To improve the results obtained by SVC, we use GridSearchCV and define C and gamma parameters.

In [None]:
param_grid={'C':[0.1,1,10,100,1000], 'gamma':[1,0.1,0.01,0.001], 'kernel':['rbf']}

In [None]:
gs=GridSearchCV(SVC(),param_grid, verbose=3)
gs.fit(X_train,y_train)
predictions_gs=gs.predict(X_test)

In [None]:
print(confusion_matrix(y_test,predictions_gs))
print('\n')
print(classification_report(y_test,predictions_gs))

We can see that even optimization of SVC model by Grid Search does not improve the accuracy.

### XGBoost Classifier

In [None]:
xgbc=xgb.XGBClassifier(n_estimators=200, learning_rate=0.08, gamma=0, subsample=0.5,colsample_bytree=1, max_depth=8)
xgbc.fit(X_train,y_train)

In [None]:
predictions_xgbc=xgbc.predict(X_test)

In [None]:
print(confusion_matrix(y_test,predictions_xgbc))
print('\n')
print(classification_report(y_test,predictions_xgbc))

In [None]:
print('Accuracy Score, Logistic Regression: ', round(accuracy_score(y_test,predictions_lr),ndigits=4))
print('Accuracy Score, Decision Tree Classifier: ', round(accuracy_score(y_test,predictions_dtc),ndigits=4))
print('Accuracy Score, Random Forest Classifier: ', round(accuracy_score(y_test,predictions_rfc),ndigits=4))
print('Accuracy Score, K-Nearest Neighbors Classifier: ', round(accuracy_score(y_test,predictions_knn),ndigits=4))
print('Accuracy Score, Support Vector Classifier: ', round(accuracy_score(y_test,predictions_gs),ndigits=4))
print('Accuracy Score, XGBoost Classifier: ', round(accuracy_score(y_test,predictions_xgbc), ndigits=4))

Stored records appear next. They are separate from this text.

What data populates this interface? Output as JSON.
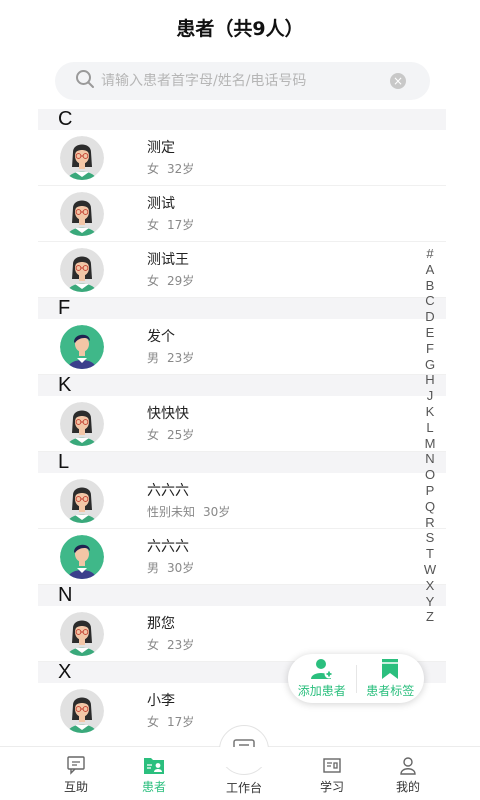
{
  "header": {
    "title": "患者（共9人）"
  },
  "search": {
    "placeholder": "请输入患者首字母/姓名/电话号码",
    "search_icon": "search-icon",
    "clear_icon": "close-circle-icon"
  },
  "sections": [
    {
      "letter": "C",
      "patients": [
        {
          "name": "测定",
          "gender": "女",
          "age": "32岁",
          "avatar": "female"
        },
        {
          "name": "测试",
          "gender": "女",
          "age": "17岁",
          "avatar": "female"
        },
        {
          "name": "测试王",
          "gender": "女",
          "age": "29岁",
          "avatar": "female"
        }
      ]
    },
    {
      "letter": "F",
      "patients": [
        {
          "name": "发个",
          "gender": "男",
          "age": "23岁",
          "avatar": "male"
        }
      ]
    },
    {
      "letter": "K",
      "patients": [
        {
          "name": "快快快",
          "gender": "女",
          "age": "25岁",
          "avatar": "female"
        }
      ]
    },
    {
      "letter": "L",
      "patients": [
        {
          "name": "六六六",
          "gender": "性别未知",
          "age": "30岁",
          "avatar": "female"
        },
        {
          "name": "六六六",
          "gender": "男",
          "age": "30岁",
          "avatar": "male"
        }
      ]
    },
    {
      "letter": "N",
      "patients": [
        {
          "name": "那您",
          "gender": "女",
          "age": "23岁",
          "avatar": "female"
        }
      ]
    },
    {
      "letter": "X",
      "patients": [
        {
          "name": "小李",
          "gender": "女",
          "age": "17岁",
          "avatar": "female"
        }
      ]
    }
  ],
  "index_letters": [
    "#",
    "A",
    "B",
    "C",
    "D",
    "E",
    "F",
    "G",
    "H",
    "J",
    "K",
    "L",
    "M",
    "N",
    "O",
    "P",
    "Q",
    "R",
    "S",
    "T",
    "W",
    "X",
    "Y",
    "Z"
  ],
  "fab": {
    "add_label": "添加患者",
    "tag_label": "患者标签"
  },
  "tabbar": {
    "items": [
      {
        "label": "互助",
        "icon": "chat-icon"
      },
      {
        "label": "患者",
        "icon": "patient-card-icon",
        "active": true
      },
      {
        "label": "工作台",
        "icon": "workbench-icon"
      },
      {
        "label": "学习",
        "icon": "study-icon"
      },
      {
        "label": "我的",
        "icon": "profile-icon"
      }
    ]
  },
  "colors": {
    "accent": "#2bbf7e",
    "section_bg": "#f4f4f6",
    "search_bg": "#f3f4f6"
  }
}
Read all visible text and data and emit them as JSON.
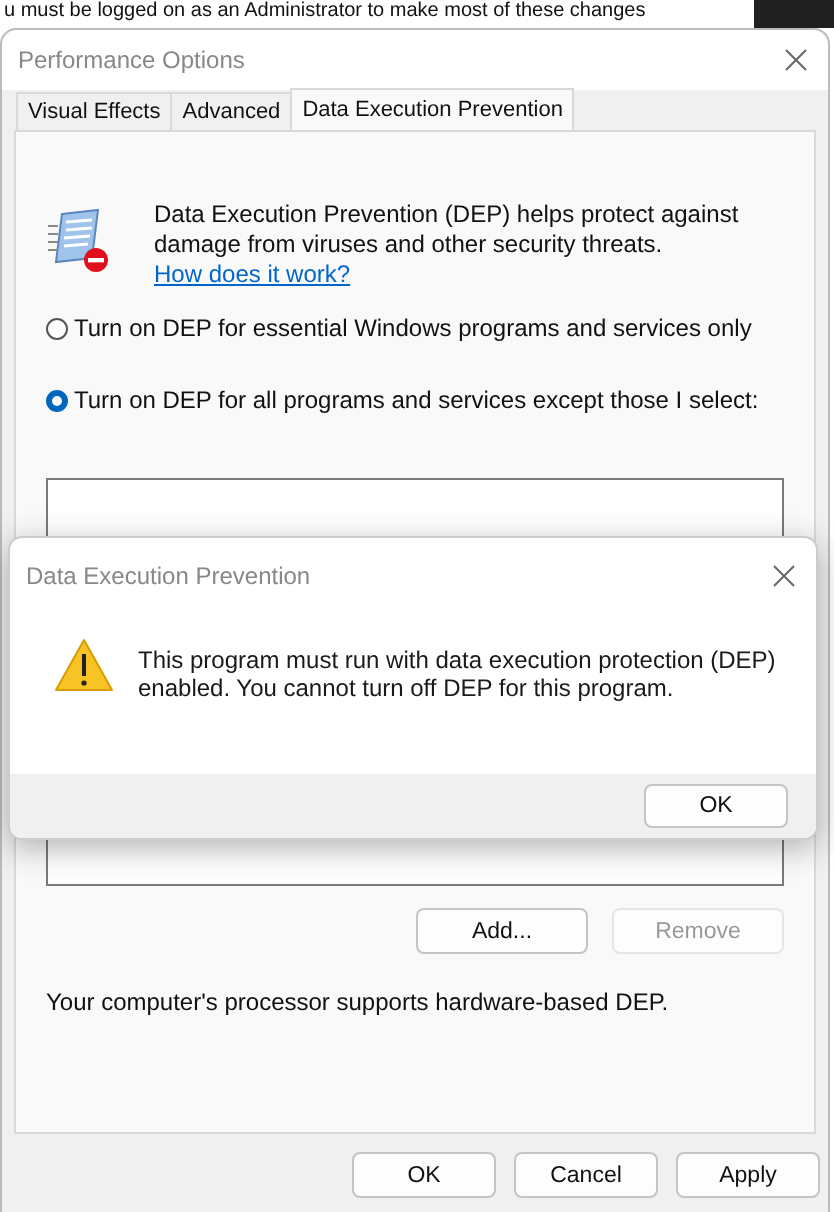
{
  "background_text": "u must be logged on as an Administrator to make most of these changes",
  "window": {
    "title": "Performance Options"
  },
  "tabs": [
    {
      "label": "Visual Effects",
      "selected": false
    },
    {
      "label": "Advanced",
      "selected": false
    },
    {
      "label": "Data Execution Prevention",
      "selected": true
    }
  ],
  "description": "Data Execution Prevention (DEP) helps protect against damage from viruses and other security threats.",
  "help_link": "How does it work?",
  "options": [
    {
      "label": "Turn on DEP for essential Windows programs and services only",
      "selected": false
    },
    {
      "label": "Turn on DEP for all programs and services except those I select:",
      "selected": true
    }
  ],
  "list_buttons": [
    {
      "label": "Add...",
      "disabled": false
    },
    {
      "label": "Remove",
      "disabled": true
    }
  ],
  "processor_note": "Your computer's processor supports hardware-based DEP.",
  "buttons": [
    "OK",
    "Cancel",
    "Apply"
  ],
  "dialog": {
    "title": "Data Execution Prevention",
    "message": "This program must run with data execution protection (DEP) enabled. You cannot turn off DEP for this program.",
    "button": "OK"
  }
}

So we conclude that Logistic Regression with the accuracy of 82.11% is the best model to predict whether the bank will approve the loan or not.

## Conclusion

-  We performed Data Cleaning and Feature Engineering to convert the dataset to an acceptable format.

-  We performed Exploratory Data Analysis and visualized the loan status versus different features.

- Logistic Regression algorithm with the accuracy of 82.11% was the best model for predicting whether the bank will approve the requested loans.